I've no xorg.conf, only one file in /usr/local/etc/X11/xorg.conf.d/ (for a French keyboard).

Vesa work correctly, scfb does not, with the same error (EE) no screens found(EE) than the intel driver.


----------



## wblock@ (Jul 24, 2016)

The Celeron N3150 is very new, released in 2015.  Does the system have UEFI?  If so, it still might be possible to use scfb.  Otherwise, you might be stuck with vesa until the newer drivers are ported.


----------



## hpc (Jul 25, 2016)

Yes, this laptop is uefi capable, but I've not tried UEFI.

I think that I'll stay on vesa since I imagine that UEFI and scfb does not provide more features than the current configuration ? (no 2D/3D acceleration, no other features )

Just for my information, is there an easy way to go a "standard installation" (Bios boot + vesa) to a UEFI + scfb ? Or does it need a full reinstallation ?

Thank you for your help !


----------



## eBUG (Aug 4, 2016)

Sorry to go slightly off-platform but
I wonder if this could be the same problem I have on new Linux Mint 18 with my Dell Ubuntu Edition Inspiron 3552 (same hardware)

https://forums.linuxmint.com/viewtopic.php?f=59&t=226527&p=1195216#p1195216

Could it be the Intel OSS kernel driver is not working for these VGA hardware ?


----------



## SirDice (Aug 4, 2016)

eBUG read rule #7: FreeBSD Forums Rules.


----------



## eBUG (Aug 4, 2016)

SirDice said:


> eBUG read rule #7: FreeBSD Forums Rules.


Ok sorry  Just thought it was relevant since it appears to be a bug with the same hardware.


----------



## Louis Brauer (Oct 26, 2016)

wblock@ said:


> The Celeron N3150 is very new, released in 2015.  Does the system have UEFI?  If so, it still might be possible to use scfb.  Otherwise, you might be stuck with vesa until the newer drivers are ported.
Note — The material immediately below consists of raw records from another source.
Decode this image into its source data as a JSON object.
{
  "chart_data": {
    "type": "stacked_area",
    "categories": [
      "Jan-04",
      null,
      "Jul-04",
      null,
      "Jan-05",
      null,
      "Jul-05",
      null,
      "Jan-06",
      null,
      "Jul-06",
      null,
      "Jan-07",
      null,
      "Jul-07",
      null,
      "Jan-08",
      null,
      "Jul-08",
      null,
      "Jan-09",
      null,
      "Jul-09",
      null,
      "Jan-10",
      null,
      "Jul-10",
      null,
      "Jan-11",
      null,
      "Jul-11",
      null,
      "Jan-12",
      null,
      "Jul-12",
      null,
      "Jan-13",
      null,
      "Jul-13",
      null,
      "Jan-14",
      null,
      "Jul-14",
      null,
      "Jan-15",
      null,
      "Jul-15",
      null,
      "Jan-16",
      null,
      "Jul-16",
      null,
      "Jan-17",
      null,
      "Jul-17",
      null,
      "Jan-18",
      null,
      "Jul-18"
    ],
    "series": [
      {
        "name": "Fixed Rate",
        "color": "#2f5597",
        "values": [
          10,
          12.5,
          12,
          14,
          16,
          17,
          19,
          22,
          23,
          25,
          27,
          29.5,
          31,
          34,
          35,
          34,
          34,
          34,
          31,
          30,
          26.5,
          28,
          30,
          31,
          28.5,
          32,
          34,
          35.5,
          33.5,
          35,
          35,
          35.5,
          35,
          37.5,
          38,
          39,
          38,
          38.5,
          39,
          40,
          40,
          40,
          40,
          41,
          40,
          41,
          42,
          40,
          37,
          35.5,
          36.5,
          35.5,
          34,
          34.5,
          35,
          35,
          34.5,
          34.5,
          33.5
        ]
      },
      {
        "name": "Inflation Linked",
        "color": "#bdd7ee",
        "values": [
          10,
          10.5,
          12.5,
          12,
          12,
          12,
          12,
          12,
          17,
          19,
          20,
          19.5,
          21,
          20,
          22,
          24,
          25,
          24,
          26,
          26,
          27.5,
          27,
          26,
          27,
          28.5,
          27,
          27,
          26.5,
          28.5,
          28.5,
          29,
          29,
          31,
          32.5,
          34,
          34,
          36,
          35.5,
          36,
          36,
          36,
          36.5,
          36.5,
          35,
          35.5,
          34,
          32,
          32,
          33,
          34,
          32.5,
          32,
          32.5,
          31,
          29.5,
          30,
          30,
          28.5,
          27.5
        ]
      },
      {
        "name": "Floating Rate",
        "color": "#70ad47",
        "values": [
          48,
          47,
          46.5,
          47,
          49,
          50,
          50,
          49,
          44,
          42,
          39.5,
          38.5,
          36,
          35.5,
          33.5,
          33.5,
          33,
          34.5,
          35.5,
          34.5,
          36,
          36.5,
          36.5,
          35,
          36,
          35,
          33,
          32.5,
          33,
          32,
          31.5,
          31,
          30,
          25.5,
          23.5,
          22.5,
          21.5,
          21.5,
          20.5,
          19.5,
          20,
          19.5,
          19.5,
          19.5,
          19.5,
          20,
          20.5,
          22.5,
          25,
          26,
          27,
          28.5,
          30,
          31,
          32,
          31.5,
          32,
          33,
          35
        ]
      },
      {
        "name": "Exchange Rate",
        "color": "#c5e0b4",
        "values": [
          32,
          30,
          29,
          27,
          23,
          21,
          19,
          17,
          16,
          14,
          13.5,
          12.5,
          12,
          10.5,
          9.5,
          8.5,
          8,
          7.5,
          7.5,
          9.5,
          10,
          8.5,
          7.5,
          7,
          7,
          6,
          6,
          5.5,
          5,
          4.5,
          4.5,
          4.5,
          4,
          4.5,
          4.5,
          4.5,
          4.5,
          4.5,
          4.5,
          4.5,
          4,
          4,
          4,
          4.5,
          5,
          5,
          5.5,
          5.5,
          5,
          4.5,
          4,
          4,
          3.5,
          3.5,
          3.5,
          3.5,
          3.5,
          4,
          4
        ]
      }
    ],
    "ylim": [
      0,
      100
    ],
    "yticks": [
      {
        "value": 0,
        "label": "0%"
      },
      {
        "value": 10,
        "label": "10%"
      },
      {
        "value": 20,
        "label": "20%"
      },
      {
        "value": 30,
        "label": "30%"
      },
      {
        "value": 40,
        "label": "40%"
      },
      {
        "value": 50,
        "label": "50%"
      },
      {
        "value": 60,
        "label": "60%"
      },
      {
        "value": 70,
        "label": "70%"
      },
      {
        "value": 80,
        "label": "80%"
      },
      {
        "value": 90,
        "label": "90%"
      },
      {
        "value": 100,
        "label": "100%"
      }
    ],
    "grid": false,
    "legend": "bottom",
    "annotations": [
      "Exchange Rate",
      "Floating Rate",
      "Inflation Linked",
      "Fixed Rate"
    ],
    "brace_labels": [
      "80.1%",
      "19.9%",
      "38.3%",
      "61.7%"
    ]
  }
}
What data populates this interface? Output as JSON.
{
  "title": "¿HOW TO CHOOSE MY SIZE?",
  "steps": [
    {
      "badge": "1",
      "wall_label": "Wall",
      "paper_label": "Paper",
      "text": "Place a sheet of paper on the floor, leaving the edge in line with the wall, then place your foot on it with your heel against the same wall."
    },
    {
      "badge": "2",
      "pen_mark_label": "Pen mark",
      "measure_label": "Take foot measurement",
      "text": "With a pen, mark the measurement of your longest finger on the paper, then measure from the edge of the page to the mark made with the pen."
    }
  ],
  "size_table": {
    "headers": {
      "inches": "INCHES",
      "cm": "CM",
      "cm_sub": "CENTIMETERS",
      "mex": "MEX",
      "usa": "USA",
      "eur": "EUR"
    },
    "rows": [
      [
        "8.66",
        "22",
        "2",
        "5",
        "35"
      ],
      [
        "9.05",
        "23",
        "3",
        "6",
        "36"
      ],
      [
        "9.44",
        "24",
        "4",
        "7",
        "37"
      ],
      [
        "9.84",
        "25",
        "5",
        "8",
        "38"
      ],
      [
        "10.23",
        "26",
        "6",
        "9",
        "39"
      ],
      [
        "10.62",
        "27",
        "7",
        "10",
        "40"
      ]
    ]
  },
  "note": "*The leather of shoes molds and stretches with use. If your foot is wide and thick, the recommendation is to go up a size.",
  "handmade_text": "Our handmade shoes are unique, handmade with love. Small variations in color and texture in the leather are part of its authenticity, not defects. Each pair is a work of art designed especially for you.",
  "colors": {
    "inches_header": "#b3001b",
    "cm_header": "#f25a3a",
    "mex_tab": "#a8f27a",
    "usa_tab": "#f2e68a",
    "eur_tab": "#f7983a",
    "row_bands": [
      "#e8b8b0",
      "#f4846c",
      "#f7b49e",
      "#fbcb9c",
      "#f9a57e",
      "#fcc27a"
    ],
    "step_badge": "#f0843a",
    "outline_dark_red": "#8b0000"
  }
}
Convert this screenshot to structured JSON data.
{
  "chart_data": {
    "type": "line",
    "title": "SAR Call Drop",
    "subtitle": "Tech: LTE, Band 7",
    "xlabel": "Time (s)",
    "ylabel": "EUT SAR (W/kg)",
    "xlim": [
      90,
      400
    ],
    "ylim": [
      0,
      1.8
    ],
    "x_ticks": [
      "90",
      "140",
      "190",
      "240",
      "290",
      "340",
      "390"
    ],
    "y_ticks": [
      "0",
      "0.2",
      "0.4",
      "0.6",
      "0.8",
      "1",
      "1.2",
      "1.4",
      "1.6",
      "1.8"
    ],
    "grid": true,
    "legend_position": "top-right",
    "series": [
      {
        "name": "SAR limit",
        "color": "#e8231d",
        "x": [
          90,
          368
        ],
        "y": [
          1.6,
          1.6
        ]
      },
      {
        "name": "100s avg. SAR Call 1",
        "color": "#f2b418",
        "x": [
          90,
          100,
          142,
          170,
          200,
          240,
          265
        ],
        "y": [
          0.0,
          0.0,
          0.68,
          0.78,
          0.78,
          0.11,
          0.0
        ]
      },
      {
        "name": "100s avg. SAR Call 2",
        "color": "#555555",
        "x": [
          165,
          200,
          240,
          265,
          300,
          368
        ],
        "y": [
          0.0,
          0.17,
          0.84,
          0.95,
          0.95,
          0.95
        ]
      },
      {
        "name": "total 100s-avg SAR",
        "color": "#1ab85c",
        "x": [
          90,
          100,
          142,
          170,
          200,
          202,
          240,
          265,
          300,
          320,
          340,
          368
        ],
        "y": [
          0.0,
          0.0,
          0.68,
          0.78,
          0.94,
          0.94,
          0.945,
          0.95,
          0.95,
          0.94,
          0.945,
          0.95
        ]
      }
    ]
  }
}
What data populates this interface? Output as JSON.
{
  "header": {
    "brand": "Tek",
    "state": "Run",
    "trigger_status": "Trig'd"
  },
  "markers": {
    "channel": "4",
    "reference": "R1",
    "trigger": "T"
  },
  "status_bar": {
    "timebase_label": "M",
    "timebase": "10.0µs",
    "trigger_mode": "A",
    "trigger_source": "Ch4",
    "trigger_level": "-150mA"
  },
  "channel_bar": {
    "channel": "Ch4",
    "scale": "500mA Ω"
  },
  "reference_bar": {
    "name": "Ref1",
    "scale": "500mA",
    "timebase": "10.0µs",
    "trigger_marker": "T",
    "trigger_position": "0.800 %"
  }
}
I have a Zotac ZBOX CI323 with the same processor/graphics installed today with FreeBSD 11.0-RELEASE-p2. Installing the scfb driver indeed brought graphics to work. I hope there will be an accelerated driver for it soon.


----------



## David NewHamlet (Dec 5, 2017)

An Intel compute stick(STK1AW32SC) with Intel(R) Atom(TM) x5-Z8330 which has the same vga adapter can boot FreeBSD-12-CURRENT from UEFI and the X server works fine with driver scfb. Unfortunately, the new drm-next-kmod-g20171006 does not works on it.


----------